Сатаной? Ну только покажись, паскуда. Курок на другом пистоле уже взведён.
Глава 20
Я лежал за трупом своего верного скакуна, выжидая удобного момента. Неизвестные убийцы подстрелили мою лошадь, и церемониться я не буду, но хотелось взять живьём хоть кого-нибудь из них. Если, конечно, получится.
— Поди глянь, — послышалось сдавленное шипение.
— А чего? Сам иди! — прошипели в ответ.
Похоже, я успел заиметь достаточно грозную репутацию, раз уж эти мерзавцы так боятся пойти и проверить, не помер ли я. С одной стороны, это даже как-то льстило. С другой… В следующий раз будут нападать всемером, чтобы наверняка.
Я крепче стиснул рукоять пистоля, мокрую и скользкую от крови, то ли моей, то ли лошадиной, замер, затихарился. Вскоре со стороны канавы послышались осторожные тихие шаги. Сердце гулко стучало в ушах барабанной дробью, в глотке пересохло, адреналин в крови вызывал довольно неприятное ощущение. Но я вынужден был терпеливо ждать, пока хоть кто-то из этих ублюдков покажется на линии огня.
Павшая лошадь надёжно укрывала меня от их взглядов, но если меня обойдут с двух сторон одновременно, то мне несдобровать. Но нападавшие оказались слишком ленивы или самоуверенны, чтобы пойти вдвоём.
Бородатая рожа татя в меховой шапке показалась в прицеле, но я не стал стрелять до тех пор, пока не увидел его корпус, чтобы не промахнуться. Чтобы выстрелить наверняка. Я взял на мушку середину его груди, и только потом нажал на спуск.
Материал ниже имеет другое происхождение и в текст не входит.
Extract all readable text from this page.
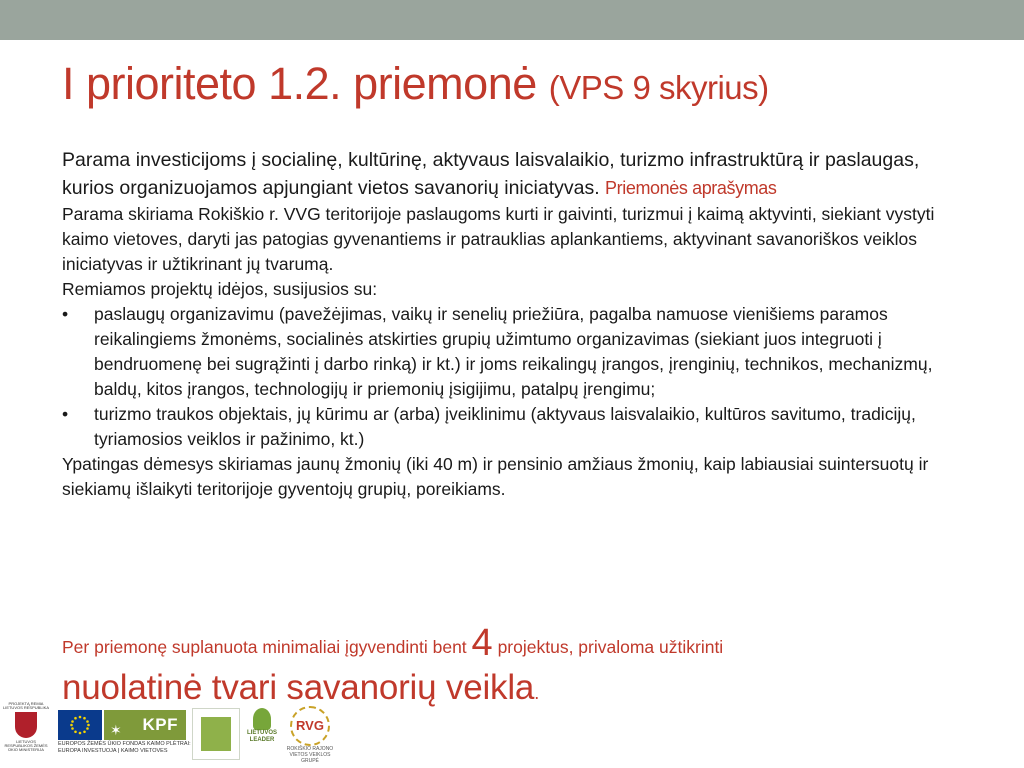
I prioriteto 1.2. priemonė (VPS 9 skyrius)

Parama investicijoms į socialinę, kultūrinę, aktyvaus laisvalaikio, turizmo infrastruktūrą ir paslaugas, kurios organizuojamos apjungiant vietos savanorių iniciatyvas. Priemonės aprašymas

Parama skiriama Rokiškio r. VVG teritorijoje paslaugoms kurti ir gaivinti, turizmui į kaimą aktyvinti, siekiant vystyti kaimo vietoves, daryti jas patogias gyvenantiems ir patrauklias aplankantiems, aktyvinant savanoriškos veiklos iniciatyvas ir užtikrinant jų tvarumą.

Remiamos projektų idėjos, susijusios su:

• paslaugų organizavimu (pavežėjimas, vaikų ir senelių priežiūra, pagalba namuose vienišiems paramos reikalingiems žmonėms, socialinės atskirties grupių užimtumo organizavimas (siekiant juos integruoti į bendruomenę bei sugrąžinti į darbo rinką) ir kt.) ir joms reikalingų įrangos, įrenginių, technikos, mechanizmų, baldų, kitos įrangos, technologijų ir priemonių įsigijimu, patalpų įrengimu;
• turizmo traukos objektais, jų kūrimu ar (arba) įveiklinimu (aktyvaus laisvalaikio, kultūros savitumo, tradicijų, tyriamosios veiklos ir pažinimo, kt.)

Ypatingas dėmesys skiriamas jaunų žmonių (iki 40 m) ir pensinio amžiaus žmonių, kaip labiausiai suintersuotų ir siekiamų išlaikyti teritorijoje gyventojų grupių, poreikiams.

Per priemonę suplanuota minimaliai įgyvendinti bent 4 projektus, privaloma užtikrinti
nuolatinė tvari savanorių veikla.
PROJEKTĄ REMIA LIETUVOS RESPUBLIKA
LIETUVOS RESPUBLIKOS ŽEMĖS ŪKIO MINISTERIJA
✶ KPF
EUROPOS ŽEMĖS ŪKIO FONDAS KAIMO PLĖTRAI:
EUROPA INVESTUOJA Į KAIMO VIETOVES
LIETUVOS LEADER
RVG
ROKIŠKIO RAJONO VIETOS VEIKLOS GRUPĖ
Тать шёл с пищалью в руках, и вскинуть её попросту не успел.
Пистоль оглушительно бахнул рядом с моим ухом, с полки брызнули остатки раскалённого пороха мне прямо в лицо, всё затянуло серым дымом. Я подскочил, сунул разряженный пистоль за пояс, достал другой, последний.
— Он Михайлу подстрелил, падлый! — выкрикнул кто-то из-за дымовой завесы.
Противники мои все с пищалями, к гадалке не ходи. В этом их преимущество, но в этом же и их слабость. Знать бы только точно, сколько их там. Одного я точно пришил, но это ещё не всё.
— Сбоку обходи! — приказал хриплый голос.